The 72 are learning, the hard way, how to depend on God rather than themselves. They are learning to acknowledge, if not appreciate, the customs of others, rather than imposing their own way of life. They are learning to accept what others can offer them, if it is food and shelter, or a slammed door. They are learning to share their lives with others in a way that puts themselves at a disadvantage to the ones they hope to share Christ with.
Quiet Christians can be comfortable with taking the same approach. We can go out into the world with the Gospel, but rather than with our finely contrived notions of the best way of dong it, we can be open to meeting others on their terms.
We can go to them, where they are and with what they have, rather than expecting them to come to us and conform to our way of doing things.
While it is more obvious when we do this on a mission trip or in an unfamiliar place, the method holds true in our neighbor’s house or in the local coffee shop.
As with Luke 10, it takes intention to proclaim the Gospel. We don’t need to have the plan to go out and share Christ with others, we just need to be ready when the opportunity arises. The more we are ready, the more we are open to opportunities, the more we will find ourselves talking with others in ways that work for them, and for us.
If you are quiet Christian, it takes practice. I highly suggest putting yourself in situations that will provide similar circumstances as the 72 were faced with. Sarah Henken’s post on young adult mission is a wonderful commentary on this. Yet, you don’t have to be a young adult or give up a year to do so. Volunteer somewhere that is out of your comfort zone. It doesn’t have to be at a food shelf across town, working with individuals of any economic level suffices – as long as the environment is much different from what is normal for you. Even taking a trip where you are purposefully not able to control everything and have to rely on the locals for help, would be a step forward. If this is too much to start with, how about just saying “hi” to strangers you pass on the street, using the “hi” as a blessing.
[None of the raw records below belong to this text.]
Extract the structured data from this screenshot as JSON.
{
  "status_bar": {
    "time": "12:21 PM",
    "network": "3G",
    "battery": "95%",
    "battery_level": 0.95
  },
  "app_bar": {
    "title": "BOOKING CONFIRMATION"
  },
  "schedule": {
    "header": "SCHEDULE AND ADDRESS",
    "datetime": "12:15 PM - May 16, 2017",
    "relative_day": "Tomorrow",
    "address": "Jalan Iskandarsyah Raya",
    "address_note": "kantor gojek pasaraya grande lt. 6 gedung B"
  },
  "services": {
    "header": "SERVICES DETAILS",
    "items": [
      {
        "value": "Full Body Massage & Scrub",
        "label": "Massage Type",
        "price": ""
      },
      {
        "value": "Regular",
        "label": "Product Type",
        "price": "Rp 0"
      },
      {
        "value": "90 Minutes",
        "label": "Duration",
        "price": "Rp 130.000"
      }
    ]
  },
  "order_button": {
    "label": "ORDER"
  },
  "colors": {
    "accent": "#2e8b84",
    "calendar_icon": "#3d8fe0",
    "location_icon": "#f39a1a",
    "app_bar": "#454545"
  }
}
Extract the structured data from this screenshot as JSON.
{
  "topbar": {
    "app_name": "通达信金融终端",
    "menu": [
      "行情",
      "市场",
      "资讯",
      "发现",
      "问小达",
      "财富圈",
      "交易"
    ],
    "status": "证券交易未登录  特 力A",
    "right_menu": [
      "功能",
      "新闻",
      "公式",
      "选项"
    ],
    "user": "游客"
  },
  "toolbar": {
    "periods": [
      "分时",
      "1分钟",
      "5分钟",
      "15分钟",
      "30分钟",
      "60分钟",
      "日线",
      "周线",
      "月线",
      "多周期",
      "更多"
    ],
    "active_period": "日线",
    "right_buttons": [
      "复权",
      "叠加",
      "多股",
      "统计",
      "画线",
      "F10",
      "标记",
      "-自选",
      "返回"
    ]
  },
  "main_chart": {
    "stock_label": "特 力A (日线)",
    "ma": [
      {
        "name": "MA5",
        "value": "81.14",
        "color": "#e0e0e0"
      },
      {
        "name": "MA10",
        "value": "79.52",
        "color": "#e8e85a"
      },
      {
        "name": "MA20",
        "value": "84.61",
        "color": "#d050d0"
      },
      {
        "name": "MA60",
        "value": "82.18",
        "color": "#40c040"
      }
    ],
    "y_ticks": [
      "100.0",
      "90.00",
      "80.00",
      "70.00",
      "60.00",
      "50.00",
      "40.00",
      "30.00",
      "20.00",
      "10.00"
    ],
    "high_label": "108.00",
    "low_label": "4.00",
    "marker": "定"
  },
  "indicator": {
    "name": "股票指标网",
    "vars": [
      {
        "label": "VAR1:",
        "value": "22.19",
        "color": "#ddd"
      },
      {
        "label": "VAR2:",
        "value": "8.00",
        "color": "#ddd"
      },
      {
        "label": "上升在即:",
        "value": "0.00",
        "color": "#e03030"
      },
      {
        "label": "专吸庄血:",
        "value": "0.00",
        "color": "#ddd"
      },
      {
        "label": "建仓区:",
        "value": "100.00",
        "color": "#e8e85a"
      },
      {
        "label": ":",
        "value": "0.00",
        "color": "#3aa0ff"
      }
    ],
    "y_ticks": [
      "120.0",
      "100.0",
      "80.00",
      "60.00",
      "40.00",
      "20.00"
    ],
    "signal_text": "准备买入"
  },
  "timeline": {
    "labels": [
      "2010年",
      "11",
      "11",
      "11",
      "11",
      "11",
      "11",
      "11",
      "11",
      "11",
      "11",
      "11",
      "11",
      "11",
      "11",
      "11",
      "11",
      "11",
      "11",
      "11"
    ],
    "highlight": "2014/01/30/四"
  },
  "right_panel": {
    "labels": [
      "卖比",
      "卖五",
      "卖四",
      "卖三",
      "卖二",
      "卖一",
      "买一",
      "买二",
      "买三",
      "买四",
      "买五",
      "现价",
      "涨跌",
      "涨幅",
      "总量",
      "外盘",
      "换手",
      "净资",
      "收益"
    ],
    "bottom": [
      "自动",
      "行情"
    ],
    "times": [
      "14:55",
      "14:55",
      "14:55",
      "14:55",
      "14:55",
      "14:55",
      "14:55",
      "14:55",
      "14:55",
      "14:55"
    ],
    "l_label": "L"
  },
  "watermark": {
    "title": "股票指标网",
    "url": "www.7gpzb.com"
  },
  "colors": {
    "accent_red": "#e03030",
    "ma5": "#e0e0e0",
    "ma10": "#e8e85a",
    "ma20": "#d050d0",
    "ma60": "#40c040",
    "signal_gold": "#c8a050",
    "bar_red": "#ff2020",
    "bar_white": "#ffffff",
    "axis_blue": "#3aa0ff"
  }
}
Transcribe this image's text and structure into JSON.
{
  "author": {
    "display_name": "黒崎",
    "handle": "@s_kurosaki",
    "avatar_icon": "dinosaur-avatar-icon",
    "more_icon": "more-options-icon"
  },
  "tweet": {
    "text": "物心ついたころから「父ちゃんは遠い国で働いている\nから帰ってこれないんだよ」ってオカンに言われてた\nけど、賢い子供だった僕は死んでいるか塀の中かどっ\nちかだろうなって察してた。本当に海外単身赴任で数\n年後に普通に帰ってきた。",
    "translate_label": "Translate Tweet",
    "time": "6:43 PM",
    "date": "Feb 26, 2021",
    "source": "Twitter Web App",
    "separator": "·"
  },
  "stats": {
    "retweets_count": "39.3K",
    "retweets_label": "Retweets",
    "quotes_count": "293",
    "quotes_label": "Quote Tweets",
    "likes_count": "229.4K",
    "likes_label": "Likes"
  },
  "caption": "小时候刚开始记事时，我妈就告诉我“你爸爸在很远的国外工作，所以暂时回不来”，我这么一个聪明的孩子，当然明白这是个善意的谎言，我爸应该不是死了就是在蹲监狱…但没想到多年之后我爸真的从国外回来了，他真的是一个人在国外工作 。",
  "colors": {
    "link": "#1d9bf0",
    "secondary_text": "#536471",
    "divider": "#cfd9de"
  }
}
There isn’t just one way to proclaim the Gospel. God has room for all of us, in fact, God created all of us and said that it was good.
Let us go out into the world as the Lord instructs, open to the world around us, welcoming both its hospitality and hardships, and being personally transformed in the process.
Lord, work in us that we may be transformed and not only work to transform others. Help us to accept what others have to offer, even if we don’t quite understand. Help us to remember to rely on you, and not our own contrived control. Amen.